10/10/19

The Number One Risk Factor for an Eating Disorder: Dieting


The precipitating factor for every eating disorder is a diet. It’s not a coincidence that the number of eating disorders in this country skyrocketed when dieting became a nationwide fad in the late 1960’s and early 1970’s. As dieting continues to be regular practice for people in so many communities, eating disorders have become a larger public health problem.
Dieting over an extended period of time triggers a powerful genetic mechanism in all of us to survive famine. The human species has persevered in part because of our biological ability to adapt to limited availability of food for extended periods and utilize times of abundance wisely. 

Dieting mimics famine for our biological constitution. Thus, what we now describe as a disorder actually reflects a built-in adaptation to the lack of food. For some, prolonged dieting will trigger anorexia: the ability to survive on extremely small amounts of food and simultaneously shift all conscious awareness towards searching for and hoarding food.
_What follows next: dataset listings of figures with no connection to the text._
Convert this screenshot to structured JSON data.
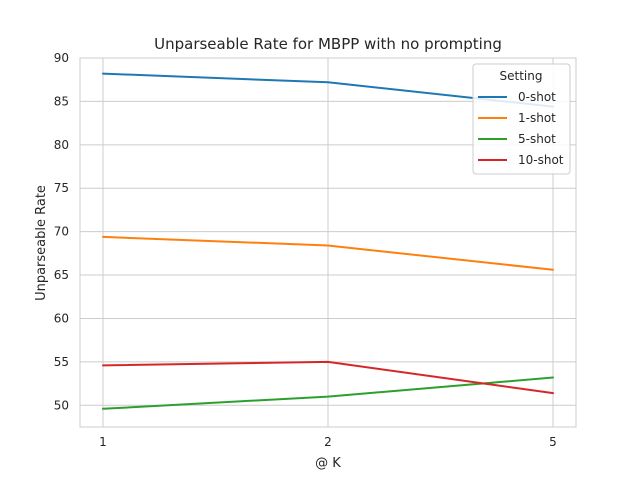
{
  "chart_data": {
    "type": "line",
    "title": "Unparseable Rate for MBPP with no prompting",
    "xlabel": "@ K",
    "ylabel": "Unparseable Rate",
    "categories": [
      "1",
      "2",
      "5"
    ],
    "ylim": [
      47.5,
      90
    ],
    "yticks": [
      50,
      55,
      60,
      65,
      70,
      75,
      80,
      85,
      90
    ],
    "grid": true,
    "legend": {
      "title": "Setting",
      "placement": "top-right"
    },
    "series": [
      {
        "name": "0-shot",
        "color": "#1f77b4",
        "values": [
          88.2,
          87.2,
          84.4
        ]
      },
      {
        "name": "1-shot",
        "color": "#ff7f0e",
        "values": [
          69.4,
          68.4,
          65.6
        ]
      },
      {
        "name": "5-shot",
        "color": "#2ca02c",
        "values": [
          49.6,
          51.0,
          53.2
        ]
      },
      {
        "name": "10-shot",
        "color": "#d62728",
        "values": [
          54.6,
          55.0,
          51.4
        ]
      }
    ]
  }
}
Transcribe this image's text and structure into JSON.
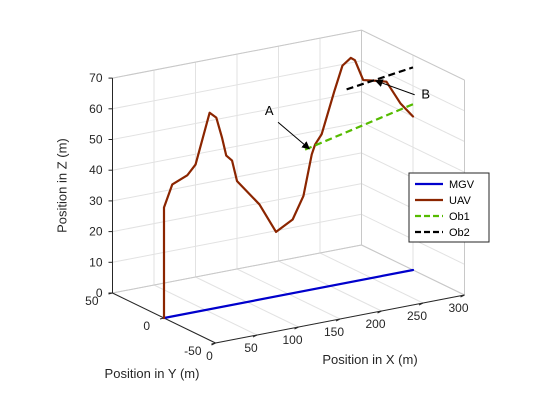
{
  "chart_data": {
    "type": "line",
    "view": "3d",
    "grid": true,
    "xlabel": "Position in X (m)",
    "ylabel": "Position in Y (m)",
    "zlabel": "Position in Z (m)",
    "xlim": [
      0,
      300
    ],
    "ylim": [
      -50,
      50
    ],
    "zlim": [
      0,
      70
    ],
    "xticks": [
      0,
      50,
      100,
      150,
      200,
      250,
      300
    ],
    "yticks": [
      -50,
      0,
      50
    ],
    "zticks": [
      0,
      10,
      20,
      30,
      40,
      50,
      60,
      70
    ],
    "legend_position": "right",
    "series": [
      {
        "name": "MGV",
        "color": "#0000cc",
        "style": "solid",
        "points": [
          [
            0,
            0,
            0
          ],
          [
            300,
            0,
            0
          ]
        ]
      },
      {
        "name": "UAV",
        "color": "#8b2500",
        "style": "solid",
        "points": [
          [
            0,
            0,
            0
          ],
          [
            0,
            0,
            36
          ],
          [
            10,
            0,
            43
          ],
          [
            28,
            0,
            45
          ],
          [
            38,
            0,
            48
          ],
          [
            55,
            0,
            64
          ],
          [
            63,
            0,
            62
          ],
          [
            70,
            0,
            55
          ],
          [
            75,
            0,
            49
          ],
          [
            82,
            0,
            47
          ],
          [
            88,
            0,
            40
          ],
          [
            115,
            0,
            31
          ],
          [
            135,
            0,
            21
          ],
          [
            155,
            0,
            24
          ],
          [
            168,
            0,
            31
          ],
          [
            178,
            0,
            44
          ],
          [
            182,
            0,
            47
          ],
          [
            190,
            0,
            50
          ],
          [
            205,
            0,
            63
          ],
          [
            215,
            0,
            71
          ],
          [
            225,
            0,
            73
          ],
          [
            230,
            0,
            72
          ],
          [
            240,
            0,
            65
          ],
          [
            255,
            0,
            64
          ],
          [
            268,
            0,
            63
          ],
          [
            285,
            0,
            55
          ],
          [
            300,
            0,
            50
          ]
        ]
      },
      {
        "name": "Ob1",
        "color": "#55bb00",
        "style": "dashed",
        "points": [
          [
            170,
            0,
            46
          ],
          [
            300,
            0,
            54
          ]
        ]
      },
      {
        "name": "Ob2",
        "color": "#000000",
        "style": "dashed",
        "points": [
          [
            220,
            0,
            63
          ],
          [
            300,
            0,
            66
          ]
        ]
      }
    ],
    "annotations": [
      {
        "text": "A",
        "target": [
          175,
          0,
          46
        ]
      },
      {
        "text": "B",
        "target": [
          255,
          0,
          64
        ]
      }
    ]
  }
}
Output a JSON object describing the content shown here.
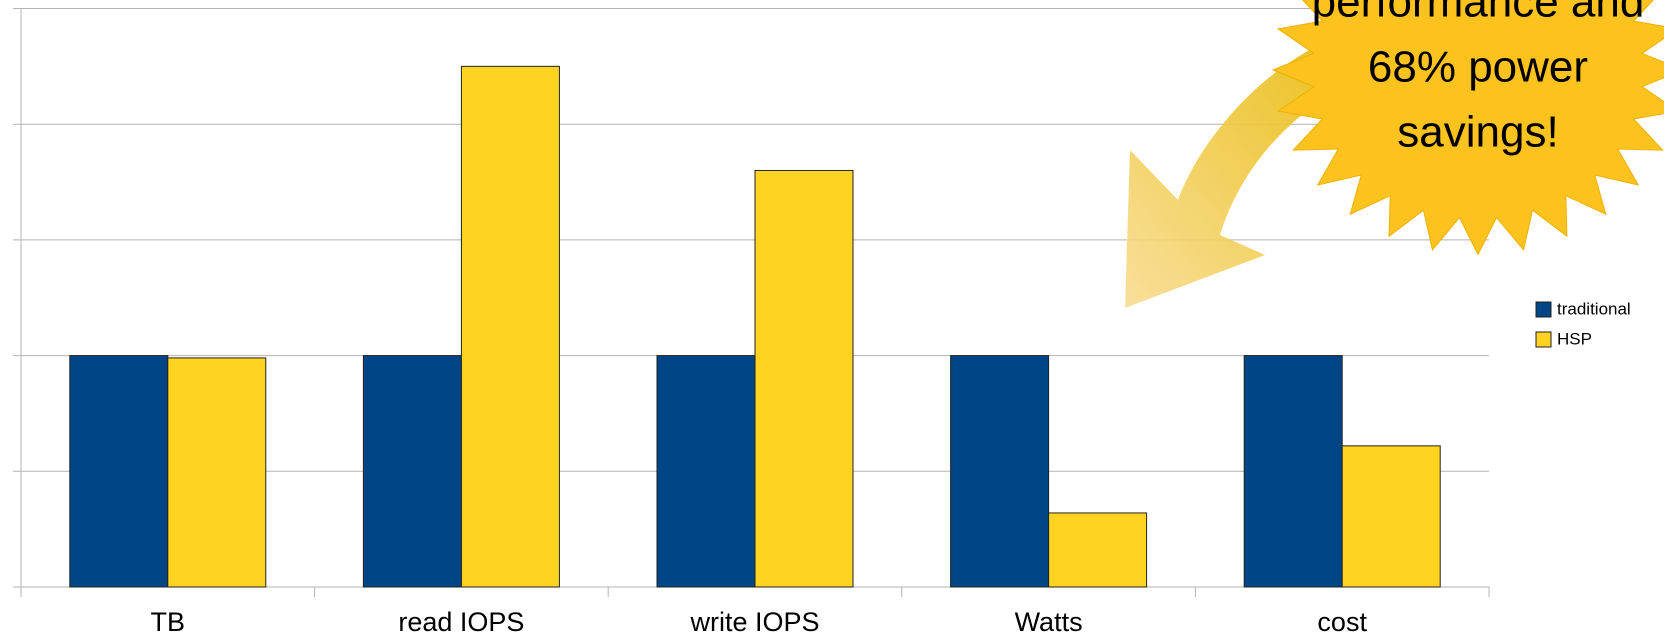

For others, dieting triggers a version of binging, hoarding food by eating long past the feeling of fullness and storing extra energy in our bodies. And many people diet for a few days or a week and just give up. 

The main difference between eating disorders and famine is that these adaptive measures are triggered by conscious decisions to diet rather than external environmental factors. Nonetheless, the behavioral and psychological symptoms are the activation of programmed survival mechanisms currently triggered by maladaptive means.

The lack of this basic knowledge about eating disorders frequently leads family members, friends and clinicians to blame people for their eating disorders. Rather than understand the medical explanation of an eating disorder, people become frustrated with such irrational, nonsensical behavior and simply implore the person to eat a hamburger or drink a milkshake.

Instead, recovery needs to involve an extended period of normal eating that will reassure one’s body and mind that regular nutrition is on the way: the famine is over. Once that period of eating lasts long enough, the psychological component of the eating disorder will diminish over time, with consistent psychological and emotional support.

However, it’s critical people don’t forget the only clear risk factor for developing an eating disorder: dieting.